Por outro lado, a interconexão energética continua sendo um assunto pendente na região. O projeto do Gasoduto do Sul proposto pelo presidente da Venezuela, Hugo Chávez, que atravessaria todo o continente, ficou suspenso com a decisão do Brasil de cancelar a implementação. As razões não foram comunicadas oficialmente, mas afirma-se que a decisão foi motivada pelos custos elevados e dificuldades logísticas. A interconexão energética também foi definida como um tema central da recém-criada União de Nações Sul-americanas (Unasul), mas até agora não houve grande avanço.
No caso do Uruguai, a aposta é a mesma que em outros âmbitos: reforçar a aliança com os países menores. Desde dezembro de 2008, fala-se em fortalecer a “Urupabol”, a aliança entre Uruguai, Paraguai e Bolívia. O Uruguai tem também projetos com os grandes da região – por exemplo, continua em pé a ideia de construir uma planta de gás liquefeito em conjunto com a Argentina -, mas a aposta é na diversificação.
“O Uruguai precisa de gás e só está comprando da Argentina. E como a Argentina está deixando de ser exportador para se tornar importador de gás natural, o gás que o país vende acaba sendo caro e insuficiente”, explicou Méndez. Outro aspecto que preocupa as autoridades e pesa nas decisões são as tarifas que a Argentina aplica ao gás e que contribuem para o encarecimento.
Saída livre
Por outro lado, ambos os presidentes manifestaram a vontade de concretizar a saída para o mar de produtos bolivianos através dos portos uruguaios, em regime de porto livre, ou seja, sem que estes entrem formalmente em território uruguaio. O chanceler boliviano, David Choquehuanca, disse à imprensa de seu país que “(o Uruguai) se comprometeu a abrir todos os portos para as mercadorias bolivianas, e isto significa que os exportadores bolivianos poderão chegar a mais de um determinado país, o que o Chile não permite”.
Esta concessão não se misturou ao tema do gás – porque, entre outras coisas, o acordo para oferecer saída ao mar aos produtos bolivianos já vigora há anos, explicou ao Opera Mundi o presidente da Administração Nacional de Portos do Uruguai, Fernando Puntigliano.
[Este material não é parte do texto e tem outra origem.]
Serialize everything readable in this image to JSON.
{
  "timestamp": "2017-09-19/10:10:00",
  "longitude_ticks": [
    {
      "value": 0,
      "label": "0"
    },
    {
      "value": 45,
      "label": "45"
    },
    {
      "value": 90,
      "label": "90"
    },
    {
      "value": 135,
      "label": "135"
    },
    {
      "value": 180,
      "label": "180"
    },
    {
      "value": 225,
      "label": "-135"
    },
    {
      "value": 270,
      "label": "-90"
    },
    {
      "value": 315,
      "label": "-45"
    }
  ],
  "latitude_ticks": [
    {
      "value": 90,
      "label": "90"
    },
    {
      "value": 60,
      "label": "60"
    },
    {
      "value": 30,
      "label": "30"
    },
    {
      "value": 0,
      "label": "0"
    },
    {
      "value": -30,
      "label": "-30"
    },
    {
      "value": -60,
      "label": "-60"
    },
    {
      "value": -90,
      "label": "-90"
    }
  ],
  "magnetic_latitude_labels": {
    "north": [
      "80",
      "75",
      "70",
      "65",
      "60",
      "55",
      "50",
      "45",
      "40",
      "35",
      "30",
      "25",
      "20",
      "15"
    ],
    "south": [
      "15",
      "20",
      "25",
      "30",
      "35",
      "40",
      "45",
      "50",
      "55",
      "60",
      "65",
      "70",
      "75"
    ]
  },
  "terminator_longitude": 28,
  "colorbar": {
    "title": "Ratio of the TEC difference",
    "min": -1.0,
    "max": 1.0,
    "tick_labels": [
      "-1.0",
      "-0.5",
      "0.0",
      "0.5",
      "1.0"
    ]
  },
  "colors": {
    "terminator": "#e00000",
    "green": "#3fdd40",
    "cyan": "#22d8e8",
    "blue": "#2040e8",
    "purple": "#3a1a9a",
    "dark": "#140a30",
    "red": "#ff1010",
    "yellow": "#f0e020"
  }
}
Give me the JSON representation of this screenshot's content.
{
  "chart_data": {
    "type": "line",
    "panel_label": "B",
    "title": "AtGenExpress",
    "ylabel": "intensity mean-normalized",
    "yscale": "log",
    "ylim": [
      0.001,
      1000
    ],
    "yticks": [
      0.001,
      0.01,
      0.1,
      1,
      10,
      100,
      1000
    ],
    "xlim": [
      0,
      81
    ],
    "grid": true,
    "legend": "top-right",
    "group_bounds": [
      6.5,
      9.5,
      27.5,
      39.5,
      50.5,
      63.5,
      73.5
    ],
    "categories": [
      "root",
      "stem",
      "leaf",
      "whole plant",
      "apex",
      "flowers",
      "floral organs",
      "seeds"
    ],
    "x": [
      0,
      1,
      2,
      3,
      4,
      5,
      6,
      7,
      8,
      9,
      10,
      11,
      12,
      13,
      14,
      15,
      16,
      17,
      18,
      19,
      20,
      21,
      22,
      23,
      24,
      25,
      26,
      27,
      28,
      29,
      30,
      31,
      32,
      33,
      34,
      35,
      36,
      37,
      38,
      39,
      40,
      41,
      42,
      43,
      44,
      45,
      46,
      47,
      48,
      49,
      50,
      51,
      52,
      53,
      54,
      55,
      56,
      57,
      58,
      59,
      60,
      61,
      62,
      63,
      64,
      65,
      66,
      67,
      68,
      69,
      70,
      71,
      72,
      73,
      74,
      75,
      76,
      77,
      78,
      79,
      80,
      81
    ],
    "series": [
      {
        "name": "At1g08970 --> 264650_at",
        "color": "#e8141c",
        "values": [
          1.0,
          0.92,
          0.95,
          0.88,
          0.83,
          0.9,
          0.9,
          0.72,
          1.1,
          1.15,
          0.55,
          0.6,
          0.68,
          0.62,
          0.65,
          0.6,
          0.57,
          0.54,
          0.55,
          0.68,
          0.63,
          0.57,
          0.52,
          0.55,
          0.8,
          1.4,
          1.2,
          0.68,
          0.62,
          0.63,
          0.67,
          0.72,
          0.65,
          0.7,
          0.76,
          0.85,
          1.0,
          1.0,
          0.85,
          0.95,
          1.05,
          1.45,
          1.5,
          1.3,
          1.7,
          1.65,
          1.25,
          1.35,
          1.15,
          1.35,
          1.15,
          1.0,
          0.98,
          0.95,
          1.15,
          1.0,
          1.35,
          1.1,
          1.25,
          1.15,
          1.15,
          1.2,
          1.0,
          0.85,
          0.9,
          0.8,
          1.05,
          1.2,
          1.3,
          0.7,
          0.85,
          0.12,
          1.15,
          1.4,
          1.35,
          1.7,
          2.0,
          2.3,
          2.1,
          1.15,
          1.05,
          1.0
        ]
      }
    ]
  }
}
Desde 1977, Uruguai e Bolívia têm um acordo para que este último utilize os portos do primeiro, e desde 1992 isso pode ser feito em regime de porto livre. “Oferecemos várias vezes ajuda à Bolívia com serviços portuários, pois a partir de Santa Cruz o transporte até o Atlântico é mais barato que até o Pacífico. No entanto, para isso é preciso ter uma regularidade e uma confiabilidade no transporte que ainda não estão estabelecidas. A única novidade nesta reunião de presidentes foi a manifestação da vontade política para que isto se concretize”, afirmou Puntigliano.